On November 12, 2009, the West Virginia Supreme Court once again overturned the cases, ruling 4 to 1 that Caperton should have pursued his claims in Virginia under a clause in the contract at issue; Massey Energy is based in Richmond, Virginia. Caperton's attorneys requested the State Supreme Court to reconsider its decision, but the court declined the request.

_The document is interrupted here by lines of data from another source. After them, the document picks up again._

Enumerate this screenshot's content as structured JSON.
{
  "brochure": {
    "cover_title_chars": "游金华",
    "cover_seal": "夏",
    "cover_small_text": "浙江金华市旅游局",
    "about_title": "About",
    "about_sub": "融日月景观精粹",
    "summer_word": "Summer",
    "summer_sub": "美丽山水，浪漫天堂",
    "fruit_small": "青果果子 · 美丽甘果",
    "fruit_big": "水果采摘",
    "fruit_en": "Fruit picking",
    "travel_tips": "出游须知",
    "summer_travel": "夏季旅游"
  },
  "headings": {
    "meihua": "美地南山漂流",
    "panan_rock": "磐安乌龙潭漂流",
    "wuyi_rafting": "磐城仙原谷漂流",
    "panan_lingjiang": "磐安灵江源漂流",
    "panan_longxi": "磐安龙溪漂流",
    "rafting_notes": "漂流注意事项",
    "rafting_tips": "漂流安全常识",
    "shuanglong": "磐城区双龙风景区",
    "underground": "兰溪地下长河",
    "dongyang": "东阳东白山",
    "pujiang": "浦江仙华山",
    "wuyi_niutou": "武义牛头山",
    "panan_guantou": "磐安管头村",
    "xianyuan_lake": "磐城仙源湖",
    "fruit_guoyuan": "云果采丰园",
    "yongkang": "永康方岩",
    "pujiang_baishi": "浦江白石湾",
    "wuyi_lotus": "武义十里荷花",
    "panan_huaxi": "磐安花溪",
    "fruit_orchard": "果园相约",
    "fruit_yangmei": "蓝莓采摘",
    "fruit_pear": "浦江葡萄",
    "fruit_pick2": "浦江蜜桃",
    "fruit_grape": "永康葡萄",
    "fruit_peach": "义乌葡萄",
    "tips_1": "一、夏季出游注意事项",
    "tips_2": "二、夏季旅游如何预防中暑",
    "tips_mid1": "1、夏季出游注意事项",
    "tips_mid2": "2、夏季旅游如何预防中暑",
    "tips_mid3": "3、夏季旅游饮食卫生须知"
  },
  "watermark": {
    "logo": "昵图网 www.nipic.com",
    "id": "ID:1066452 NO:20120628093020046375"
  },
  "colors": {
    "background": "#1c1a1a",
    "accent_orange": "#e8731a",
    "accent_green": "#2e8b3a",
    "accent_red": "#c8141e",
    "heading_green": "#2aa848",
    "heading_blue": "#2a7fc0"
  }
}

The original case involving contributions to judges on the West Virginia Supreme Court drew national attention and ultimately became the basis for the best-selling 2008 novel The Appeal by John Grisham.

=== Criticisms ===
Legal scholars believe the ramifications from this case could be significant. Michael Zuckerman and Andrey Spektor have written that, taken together with the Court's decision in Republican Party of Minnesota v. White (2002), in which the Court held that elected judges have a First Amendment right to make their political views known, Caperton "provide[s] the makings of a constitutional crisis. On one hand, judges have a First Amendment right to say almost anything even if it seems to effectively bind them in future cases. On the other hand, litigants have a due process right not to face a judge whom a reasonable person may deem biased given his previously advertised views." That door was later closed by Nevada Commission on Ethics v. Carrigan.